[FoRK] GATEWAY stores gone, APPLE stores turn it on

Ian Andrew Bell fork at ianbell.com
Tue Apr 13 17:26:24 PDT 2004

I never thought there was much of a business in selling clones with cow  
spots on 'em at the local strip mall.  Consumers buy on price ...  
unless of course they're buying an Apple product, it seems.



Gateway closes stores, future strong for Apple retail
By Jim Dalrymple MacCentral

Gateway Inc. plans to close its entire network of 188 retail stores  
next week and lay off about 2,500 staff, the PC maker announced  
Thursday. Despite the downturn for Gateway, analysts believe the  
problems are associated with the company and not the larger retail  
market. Through its branding efforts, store locations and unique  
products, analysts feel Apple is well positioned in the retail market.

  "I don't see any correlation between Gateway's shutdown and Apple's  
retail expansion," Jupiter Research Senior Analyst, Joe Wilcox, told  
MacCentral. "For Apple, its stores are as much about expanding brand  
awareness, offering a good Mac buying experience and building a  
stronger Mac community as they are about making money. For a number of  
reasons, including the locations chosen, Gateway wasn't seeing the same  

  The importance of store location is not something that has been  
underestimated by Apple. In a speech last month at the Morgan Stanley  
Semiconductor & System Conference, Apple Chief Financial Officer, Fred  
Anderson told the crowd that Apple had a different strategy then  
Gateway in the retail space.

  "We do not have a Gateway strategy," said Anderson. "We're only  
interested in profitable stores" -- Apple's goal is not to saturate the  
market, he said. Anderson also indicated that Apple wants each retail  
location to be profitable within the first year of operation.

  The Gateway stores will be closed April 9, Gateway said in a  
statement. It will continue to sell products directly to customers over  
the Web and by phone, and will seek to expand its presence in other  
retail outlets, the company said.

  The move comes less than a month after Gateway completed its  
acquisition of PC vendor eMachines Inc. and installed a new chief  
executive officer, Wayne Inouye, who was previously eMachines' CEO.
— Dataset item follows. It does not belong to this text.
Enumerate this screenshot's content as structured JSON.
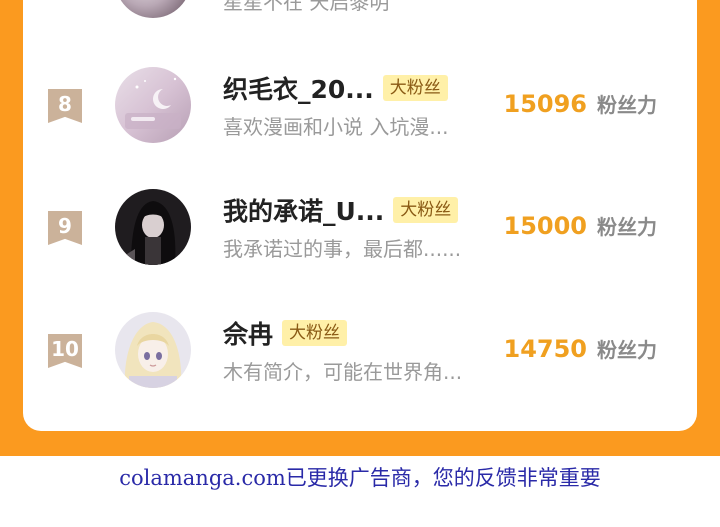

  For Apple, being different helps to easily differentiate the  
computer-maker's products from anything else on the market -- a problem  
that many Windows-based manufacturers have a hard time doing. Despite  
the fact that Gateway and Apple may have had similar in-store retail  
strategies, Gateway may not have been able to sufficiently  
differentiate itself from the competition to make a difference.

  "Gateway sold few products at the stores, which were more technology  
showcases than cash-and-carry operations," said Jupiter's Wilcox.  
"Interestingly, like Apple, Gateway organized its stores around  
functions, like music and movies. But, like many of its competitors,  
Gateway faced a differentiation problem. Commoditization of hardware  
and use of Windows make many PCs look pretty much the same. By  
contrast, Apple products are easily identifiably as being different,  
whether by computer design or the operating system."

  A spokesman for Gateway acknowledged that the concerns of its channel  
partners were a factor in its decision. "It's indicative of where we're  
heading -- we'll be putting a greater reliance on the retail channel  
and working to reduce our operating costs," said Gateway spokesman Brad  

  The job cuts amount to a 38 percent reduction in Gateway's total  
headcount, leaving it with about 4,000 employees. The vast majority of  
those to be laid off worked in the stores themselves, with the rest  
involved in their operation, Williams said.

  Gateway will offer more details about its branding and channel  
strategy, and discuss any cost implications of the closures, when it  
announces its first-quarter financial results on April 29, the Poway,  
California-based company said.

  Ted Waitt, Gateway's outgoing CEO, remains its chairman and its  
largest stockholder.

  Gateway's revenue took a dramatic dive in the fourth quarter, ended  
Dec. 31, 2003, as its PC business slowed and it worked to reinvent  
itself as a provider of more general electronics gear. Revenue for the  
period dropped to US$875 million, from $1.1 billion a year earlier, the  
company said in January.

  When Apple reported its results for the first quarter of its fiscal  
year 2004, which ended Dec. 27, 2003, the company recorded a net profit  
of $63 million. Apple noted that revenue for the quarter jumped 36  
percent year over year to $2.006 billion -- a four year high.

  For that quarter, Apple reported $273 million in revenue from their  
retail efforts, up 33 percent on the quarter and up 39 percent year to  
year. Apple's retail stores were responsible for moving 73,000 of the  
829,000 CPU units sold in the first quarter.

  "Apple seems to have found the magic touch with respect to retailing,"  
said Wilcox. "The experience shopping at an Apple Store is remarkably  
different than all other computer stores and many operations selling  
other wares. Store design, employee training and experiential selling  
-- meaning let people try the stuff out as long as they need to mill  
about the store -- are all major differentiators. Apple's long-term  
challenge will be gauging the appropriate level of expansion. In some  
ways, Gateway over expanded and ended up more in the real estate  
business than retailing."

James Niccolai contributed to this story.